Mod-Adapter: Tuning-Free and Versatile Multi-concept Personalization via Modulation Adapter
This work addresses the challenge of efficiently personalizing text-to-image generation for multiple concepts, including abstract ones, without time-consuming fine-tuning, which is significant for users in creative and AI-driven content creation domains.
The paper tackles the problem of multi-concept personalization in text-to-image generation, which struggles with abstract concepts and requires test-time fine-tuning, by proposing a tuning-free method called Mod-Adapter that leverages modulation in Diffusion Transformers to customize both object and abstract concepts, achieving state-of-the-art performance as validated by quantitative, qualitative, and human evaluations.

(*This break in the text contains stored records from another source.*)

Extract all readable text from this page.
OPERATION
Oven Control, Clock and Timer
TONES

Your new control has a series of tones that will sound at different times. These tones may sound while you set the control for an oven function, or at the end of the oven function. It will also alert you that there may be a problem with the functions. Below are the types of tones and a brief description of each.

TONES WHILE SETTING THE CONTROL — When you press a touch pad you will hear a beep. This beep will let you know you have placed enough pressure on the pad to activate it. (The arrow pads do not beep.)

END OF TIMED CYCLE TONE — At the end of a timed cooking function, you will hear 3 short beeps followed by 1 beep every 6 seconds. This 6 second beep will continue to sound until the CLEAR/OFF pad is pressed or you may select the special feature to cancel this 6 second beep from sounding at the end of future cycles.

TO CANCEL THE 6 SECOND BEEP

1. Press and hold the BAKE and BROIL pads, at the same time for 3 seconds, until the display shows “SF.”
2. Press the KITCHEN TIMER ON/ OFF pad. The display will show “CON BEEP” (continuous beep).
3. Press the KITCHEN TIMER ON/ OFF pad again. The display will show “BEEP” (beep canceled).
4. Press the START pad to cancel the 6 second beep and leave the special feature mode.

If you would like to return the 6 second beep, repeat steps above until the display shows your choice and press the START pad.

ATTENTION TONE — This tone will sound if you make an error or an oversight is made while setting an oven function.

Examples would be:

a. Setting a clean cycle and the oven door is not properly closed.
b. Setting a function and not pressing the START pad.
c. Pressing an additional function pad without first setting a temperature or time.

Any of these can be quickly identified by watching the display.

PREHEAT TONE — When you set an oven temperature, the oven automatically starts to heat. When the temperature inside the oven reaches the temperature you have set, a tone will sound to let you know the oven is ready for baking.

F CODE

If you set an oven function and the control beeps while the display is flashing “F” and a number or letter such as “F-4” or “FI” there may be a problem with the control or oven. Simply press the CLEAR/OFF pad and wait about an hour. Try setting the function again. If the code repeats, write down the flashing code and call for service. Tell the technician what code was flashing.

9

Personalized text-to-image generation aims to synthesize images of user-provided concepts in diverse contexts. Despite recent progress in multi-concept personalization, most are limited to object concepts and struggle to customize abstract concepts (e.g., pose, lighting). Some methods have begun exploring multi-concept personalization supporting abstract concepts, but they require test-time fine-tuning for each new concept, which is time-consuming and prone to overfitting on limited training images. In this work, we propose a novel tuning-free method for multi-concept personalization that can effectively customize both object and abstract concepts without test-time fine-tuning. Our method builds upon the modulation mechanism in pre-trained Diffusion Transformers (DiTs) model, leveraging the localized and semantically meaningful properties of the modulation space. Specifically, we propose a novel module, Mod-Adapter, to predict concept-specific modulation direction for the modulation process of concept-related text tokens. It introduces vision-language cross-attention for extracting concept visual features, and Mixture-of-Experts (MoE) layers that adaptively map the concept features into the modulation space. Furthermore, to mitigate the training difficulty caused by the large gap between the concept image space and the modulation space, we introduce a VLM-guided pre-training strategy that leverages the strong image understanding capabilities of vision-language models to provide semantic supervision signals. For a comprehensive comparison, we extend a standard benchmark by incorporating abstract concepts. Our method achieves state-of-the-art performance in multi-concept personalization, supported by quantitative, qualitative, and human evaluations.